Stalin prized Voroshilov’s canine fealty and avuncular sociability. A connoisseur of the opera, Voroshilov discovered a fondness for posing for oil portraits, too, sitting for long periods in the studio of Alexander Gerasimov. Gossip made the rounds that Voroshilov had acquired yet another villa (his third), at state expense, expressly for a ballerina, even as he reprimanded those below for doing the same.113 The erstwhile metalworker and his wife, Golda Gorbman, a convert from Judaism who went by the name Yekaterina Voroshilova, had turned their apartment in the Grand Kremlin Palace into the regime’s social epicenter.114 Voroshilov was stormy and sentimental, given to tears even more readily than Franco, but, like the Spanish general, he had never acquired genuine military training. He had not served in the tsarist army, despite being the right age. Unlike the standouts Tukhachevsky, Yakir, and Uborevičius, Voroshilov had not been sent to study in Germany (although he had visited and met with top German officers). He usually chastised commanders as if their mistakes surprised him, and doled out praise, while marking milestones and awards with personal letters. Still, Voroshilov could not stanch the chitchat about his military incompetence.

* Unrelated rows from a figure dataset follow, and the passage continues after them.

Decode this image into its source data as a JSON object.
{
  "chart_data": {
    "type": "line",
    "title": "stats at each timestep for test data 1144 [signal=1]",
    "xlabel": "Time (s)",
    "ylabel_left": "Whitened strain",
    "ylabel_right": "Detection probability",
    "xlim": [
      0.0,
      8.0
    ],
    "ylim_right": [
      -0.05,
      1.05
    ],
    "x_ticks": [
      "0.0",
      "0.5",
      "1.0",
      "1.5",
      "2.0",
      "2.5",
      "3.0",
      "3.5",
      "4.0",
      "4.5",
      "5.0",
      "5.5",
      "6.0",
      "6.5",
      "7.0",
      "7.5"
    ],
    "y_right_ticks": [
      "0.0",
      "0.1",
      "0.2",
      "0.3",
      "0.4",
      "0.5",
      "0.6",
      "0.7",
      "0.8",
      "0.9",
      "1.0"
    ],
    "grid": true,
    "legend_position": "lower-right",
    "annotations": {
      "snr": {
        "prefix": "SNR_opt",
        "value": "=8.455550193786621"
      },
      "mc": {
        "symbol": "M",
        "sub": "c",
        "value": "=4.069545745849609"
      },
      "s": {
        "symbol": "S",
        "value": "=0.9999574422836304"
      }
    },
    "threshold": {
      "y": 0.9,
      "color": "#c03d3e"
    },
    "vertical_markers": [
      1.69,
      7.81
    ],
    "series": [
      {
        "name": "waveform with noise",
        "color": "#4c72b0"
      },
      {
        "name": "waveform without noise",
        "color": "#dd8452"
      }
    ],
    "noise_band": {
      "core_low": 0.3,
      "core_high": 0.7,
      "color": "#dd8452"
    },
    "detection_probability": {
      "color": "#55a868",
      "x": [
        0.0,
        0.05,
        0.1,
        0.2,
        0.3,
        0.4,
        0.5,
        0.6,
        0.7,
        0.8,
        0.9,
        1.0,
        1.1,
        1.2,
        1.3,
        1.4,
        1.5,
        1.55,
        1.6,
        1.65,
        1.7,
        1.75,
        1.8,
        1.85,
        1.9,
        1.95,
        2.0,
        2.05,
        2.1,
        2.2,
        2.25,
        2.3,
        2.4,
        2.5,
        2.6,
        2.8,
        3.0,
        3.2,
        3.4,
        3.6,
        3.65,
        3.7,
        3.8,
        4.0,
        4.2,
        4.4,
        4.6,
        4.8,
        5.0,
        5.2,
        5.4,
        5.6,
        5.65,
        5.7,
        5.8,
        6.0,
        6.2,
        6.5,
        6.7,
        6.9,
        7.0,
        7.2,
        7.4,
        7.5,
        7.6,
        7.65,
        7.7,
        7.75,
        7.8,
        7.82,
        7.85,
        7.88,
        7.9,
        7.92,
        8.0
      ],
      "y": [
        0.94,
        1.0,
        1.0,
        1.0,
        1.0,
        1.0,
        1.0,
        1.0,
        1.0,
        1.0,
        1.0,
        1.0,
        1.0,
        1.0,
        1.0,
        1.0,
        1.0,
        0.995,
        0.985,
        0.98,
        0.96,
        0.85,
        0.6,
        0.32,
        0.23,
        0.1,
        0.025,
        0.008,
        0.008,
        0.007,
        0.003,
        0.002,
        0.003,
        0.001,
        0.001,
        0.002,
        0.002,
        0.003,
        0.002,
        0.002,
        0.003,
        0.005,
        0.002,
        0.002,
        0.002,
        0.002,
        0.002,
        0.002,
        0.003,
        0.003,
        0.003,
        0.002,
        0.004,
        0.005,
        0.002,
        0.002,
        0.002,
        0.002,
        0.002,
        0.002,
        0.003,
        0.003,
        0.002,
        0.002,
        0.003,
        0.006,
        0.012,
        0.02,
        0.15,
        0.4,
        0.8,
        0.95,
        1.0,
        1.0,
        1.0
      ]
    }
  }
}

Ivan Kutyakov, a party member since 1917 and the person who had taken command of the famous Chapayev’s unit when the latter fell in 1919, recorded in his diary in 1937 that, “as long as ‘the iron one’ is in charge, we will have misconception, bootlicking, and everything stupid will be valued, everything smart will be devalued.”115 Kutyakov was too far from the center of power to understand that Voroshilov was a shrewd political operator who had developed a certain bureaucratic-procedural mastery, with which he had often kept the wolves of the NKVD’s special department at bay, dismissing requests for arrest authorization with phrases like “It’s not obligatory to arrest every fool; one can simply toss them from the Red Army.”116 But Kutyakov did understand that the fate not just of the top officers who looked down on Voroshilov but of the entire Red Army lay in the commissar’s hands.